No início do século XXI, com a certificação, os ovos moles entraram numa fase em que, sobre o orgulho bairrista e nacional, foram elevados a símbolo, a monumento, a património, a um tradicionalismo.
Nuno Rosmaninho e Jorge Pacheco dos Santos *
Na Primavera de 2017, num dia luminoso e quente, a capela da Vista Alegre encheu-se de pessoas em trajes coloridos para entronizar novos membros da Confraria dos Ovos Moles de Aveiro. Resplandecia o amarelo-torrado dos gabões. Havia em tudo pompa e humor. «Juro levar os ovos moles ao mundo inteiro, isto se não os comer primeiro!»
O aparato da arquitectura barroca conferia gravidade à cerimónia. A promessa de espalhar os ovos moles, se a gula os não fizesse desaparecer primeiro, dava-lhe graça. Celebrar o empenho com uma dentada estava entre a prova e a comunhão.
Ao sair para o rossio, o sol inclemente reverberou nos gabões e nas vestes das confrarias. As instalações da fábrica de porcelana enquadravam um espectáculo de cor e tradição, acentuavam-no, e fizeram-me perguntar como se chegou aqui. O que aconteceu de século em século para que, ao entrar o vigésimo primeiro, um doce feito de açúcar, gemas de ovo e água mobilizasse tanta energia, tanto respeito, tanto apreço? É isto que vamos tentar explicar.
Os estudiosos têm mostrado que as tradições atravessam três fases. Num primeiro momento, os ovos moles eram em Aveiro um costume, uma prática culinária corrente, apreciada sem considerações bairristas.

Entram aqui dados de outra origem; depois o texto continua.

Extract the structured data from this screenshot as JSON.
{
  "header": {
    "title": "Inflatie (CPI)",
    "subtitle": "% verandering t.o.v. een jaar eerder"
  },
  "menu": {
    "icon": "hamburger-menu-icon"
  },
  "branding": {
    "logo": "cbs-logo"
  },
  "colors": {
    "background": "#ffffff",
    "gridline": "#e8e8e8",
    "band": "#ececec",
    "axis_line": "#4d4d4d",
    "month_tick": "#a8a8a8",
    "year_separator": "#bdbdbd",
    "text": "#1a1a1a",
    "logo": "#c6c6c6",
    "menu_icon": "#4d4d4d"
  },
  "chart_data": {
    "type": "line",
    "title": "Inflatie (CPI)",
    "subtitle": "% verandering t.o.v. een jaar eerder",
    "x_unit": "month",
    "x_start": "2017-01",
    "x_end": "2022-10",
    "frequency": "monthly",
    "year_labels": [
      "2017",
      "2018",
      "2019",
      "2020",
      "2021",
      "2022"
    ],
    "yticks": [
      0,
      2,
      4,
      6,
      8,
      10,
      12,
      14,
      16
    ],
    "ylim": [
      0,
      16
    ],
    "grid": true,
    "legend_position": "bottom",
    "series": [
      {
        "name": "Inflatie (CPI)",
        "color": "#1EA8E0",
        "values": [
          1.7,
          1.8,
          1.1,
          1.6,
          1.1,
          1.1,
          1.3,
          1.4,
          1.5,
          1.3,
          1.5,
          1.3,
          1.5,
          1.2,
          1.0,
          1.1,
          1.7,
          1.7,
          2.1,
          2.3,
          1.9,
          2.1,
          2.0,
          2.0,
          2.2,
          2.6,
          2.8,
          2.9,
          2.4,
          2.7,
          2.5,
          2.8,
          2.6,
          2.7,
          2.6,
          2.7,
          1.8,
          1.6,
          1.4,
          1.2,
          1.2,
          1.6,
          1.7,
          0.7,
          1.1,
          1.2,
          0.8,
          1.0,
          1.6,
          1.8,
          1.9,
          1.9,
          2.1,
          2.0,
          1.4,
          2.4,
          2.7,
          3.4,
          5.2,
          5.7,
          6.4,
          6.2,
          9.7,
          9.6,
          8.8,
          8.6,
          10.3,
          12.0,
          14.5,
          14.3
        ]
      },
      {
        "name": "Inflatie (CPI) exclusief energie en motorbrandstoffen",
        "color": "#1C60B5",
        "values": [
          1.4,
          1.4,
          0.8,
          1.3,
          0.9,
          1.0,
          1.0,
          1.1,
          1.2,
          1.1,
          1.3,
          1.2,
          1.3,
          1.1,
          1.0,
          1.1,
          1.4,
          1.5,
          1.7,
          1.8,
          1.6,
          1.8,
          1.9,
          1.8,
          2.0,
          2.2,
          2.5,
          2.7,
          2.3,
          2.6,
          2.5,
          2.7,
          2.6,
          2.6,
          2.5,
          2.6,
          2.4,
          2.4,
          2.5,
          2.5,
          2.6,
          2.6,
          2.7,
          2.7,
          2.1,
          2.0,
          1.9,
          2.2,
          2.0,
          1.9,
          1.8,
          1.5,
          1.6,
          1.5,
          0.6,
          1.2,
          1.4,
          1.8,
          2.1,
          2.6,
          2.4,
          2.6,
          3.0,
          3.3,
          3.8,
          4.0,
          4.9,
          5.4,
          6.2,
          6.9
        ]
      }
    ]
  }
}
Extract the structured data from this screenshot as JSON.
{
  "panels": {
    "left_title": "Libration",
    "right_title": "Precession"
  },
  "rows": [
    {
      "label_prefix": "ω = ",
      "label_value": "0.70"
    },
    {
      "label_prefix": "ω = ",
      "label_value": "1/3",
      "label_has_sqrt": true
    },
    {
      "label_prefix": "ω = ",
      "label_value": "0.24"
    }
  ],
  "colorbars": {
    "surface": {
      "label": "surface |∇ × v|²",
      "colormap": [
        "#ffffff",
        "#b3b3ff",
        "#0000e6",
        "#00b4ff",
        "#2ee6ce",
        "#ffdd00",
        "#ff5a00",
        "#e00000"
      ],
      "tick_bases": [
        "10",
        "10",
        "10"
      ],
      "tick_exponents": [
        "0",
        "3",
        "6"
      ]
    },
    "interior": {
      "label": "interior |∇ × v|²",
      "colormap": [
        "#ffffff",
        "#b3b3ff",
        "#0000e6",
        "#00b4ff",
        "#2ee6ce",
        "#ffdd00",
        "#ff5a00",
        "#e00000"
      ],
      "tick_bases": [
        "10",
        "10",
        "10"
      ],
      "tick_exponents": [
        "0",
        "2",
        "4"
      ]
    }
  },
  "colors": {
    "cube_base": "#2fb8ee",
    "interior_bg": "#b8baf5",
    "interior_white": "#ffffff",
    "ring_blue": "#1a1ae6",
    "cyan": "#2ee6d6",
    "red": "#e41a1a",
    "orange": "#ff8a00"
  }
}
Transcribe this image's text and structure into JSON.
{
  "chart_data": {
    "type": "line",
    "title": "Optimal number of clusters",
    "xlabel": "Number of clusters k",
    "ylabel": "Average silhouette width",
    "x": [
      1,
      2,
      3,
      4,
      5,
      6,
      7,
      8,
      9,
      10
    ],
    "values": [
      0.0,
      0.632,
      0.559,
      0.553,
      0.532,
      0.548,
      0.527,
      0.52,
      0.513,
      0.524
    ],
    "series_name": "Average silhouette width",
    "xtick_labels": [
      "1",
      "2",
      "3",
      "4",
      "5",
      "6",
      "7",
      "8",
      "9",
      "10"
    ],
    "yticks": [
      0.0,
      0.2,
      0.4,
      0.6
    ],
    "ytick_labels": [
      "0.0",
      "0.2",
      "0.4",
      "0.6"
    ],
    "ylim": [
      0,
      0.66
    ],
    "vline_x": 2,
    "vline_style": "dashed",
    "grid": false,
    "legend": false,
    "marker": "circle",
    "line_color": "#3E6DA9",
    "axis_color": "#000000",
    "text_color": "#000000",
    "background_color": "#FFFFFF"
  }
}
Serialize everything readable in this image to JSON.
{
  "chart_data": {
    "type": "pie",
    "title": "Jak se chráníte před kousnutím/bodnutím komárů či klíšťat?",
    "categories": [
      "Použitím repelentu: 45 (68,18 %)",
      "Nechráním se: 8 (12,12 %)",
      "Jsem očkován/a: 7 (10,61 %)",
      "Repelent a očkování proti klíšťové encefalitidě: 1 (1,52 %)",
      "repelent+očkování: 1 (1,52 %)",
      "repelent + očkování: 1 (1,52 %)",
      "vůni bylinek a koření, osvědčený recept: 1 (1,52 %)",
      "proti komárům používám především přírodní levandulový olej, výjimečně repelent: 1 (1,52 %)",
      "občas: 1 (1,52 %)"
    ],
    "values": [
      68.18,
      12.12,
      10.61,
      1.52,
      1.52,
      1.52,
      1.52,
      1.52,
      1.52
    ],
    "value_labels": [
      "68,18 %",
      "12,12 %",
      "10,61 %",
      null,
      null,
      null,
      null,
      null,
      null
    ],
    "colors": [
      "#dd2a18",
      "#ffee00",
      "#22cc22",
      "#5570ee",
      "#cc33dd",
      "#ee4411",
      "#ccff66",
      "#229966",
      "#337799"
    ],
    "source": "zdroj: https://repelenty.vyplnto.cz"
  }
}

O valor identitário chegou num segundo momento, quando passaram a ser admirados como uma representação cultural antiga, autêntica e própria da cidade. O que aconteceu no fim do século XX e conduziu à actual época de certificação foi um processo de patrimonialização, durante o qual a população se tornou hiper-consciente da sua valia e mobilizou para a sua defesa uma sobre-codificação que garantisse a autenticidade, a genuinidade e o valor.
A sua consagração como produto com Indicação Geográfica Protegida marca uma nova etapa na apropriação identitária dos ovos moles.
Os costumes, as tradições e os tradicionalismos pontuam três modalidades de relação da sociedade com a cultura, incluindo a gastronómica. Os ovos moles foram um costume de Aveiro até meados do século XIX. Na segunda metade de Oitocentos e sobretudo a partir do século XX, adquiriram um significado tradicional, particularizando Aveiro no seio de Portugal e, algumas vezes, Portugal no estrangeiro.
Este processo de tradicionalização cresceu de modo extraordinário durante o Estado Novo, dando origem a expressões de orgulho bairrista e de defesa cada vez mais intransigente da qualidade. No início do século XXI, com a certificação, os ovos moles entraram numa fase em que, sobre o orgulho bairrista e nacional, foram elevados a símbolo, a monumento, a património, a um tradicionalismo.
Um ano após a cerimónia de entronização na capela da Vista Alegre, foi inaugurada na sala dos Morgados da Pedricosa uma exposição fotográfica dedicada aos ovos moles.
O Sagrado e o Profano junta as barricas pintadas ao esplendor do nu feminino. Imaginei que, tendo o corpo uma feição profana, o sagrado havia de estar nos ovos moles. Supus, depois, que a doçura dos ovos moles também não escapa ao profano e que àquele nu se poderia chamar divino. Por fim, concluí ser excelsa a extrema tentação da beleza e do paladar.
E assim o tempo, no seu lento rodar, levou uma sobremesa de açúcar e gemas à sagração terrena e espiritual. Aveiro revê-se na reverberação dourada dos ovos moles e pede que os olhem como prazer e cultura.
* Autores do livro “História dos Ovos Moles de Aveiro”, aqui reproduzido num excerto.
A Confraria dos Ovos Moles de Aveiro, em parceria com a Associação de Produtores de Ovos Moles de Aveiro, agendou a apresentação do livro “História dos Ovos Moles de Aveiro” para 14 de dezembro, às 18:30, no pequeno auditório do Centro Cultural e de Congressos de Aveiro. Uma obra da autoria de Nuno Rosmaninho e Jorge Pacheco dos Santos, com ilustrações da artista plástica Elizabeth Leite.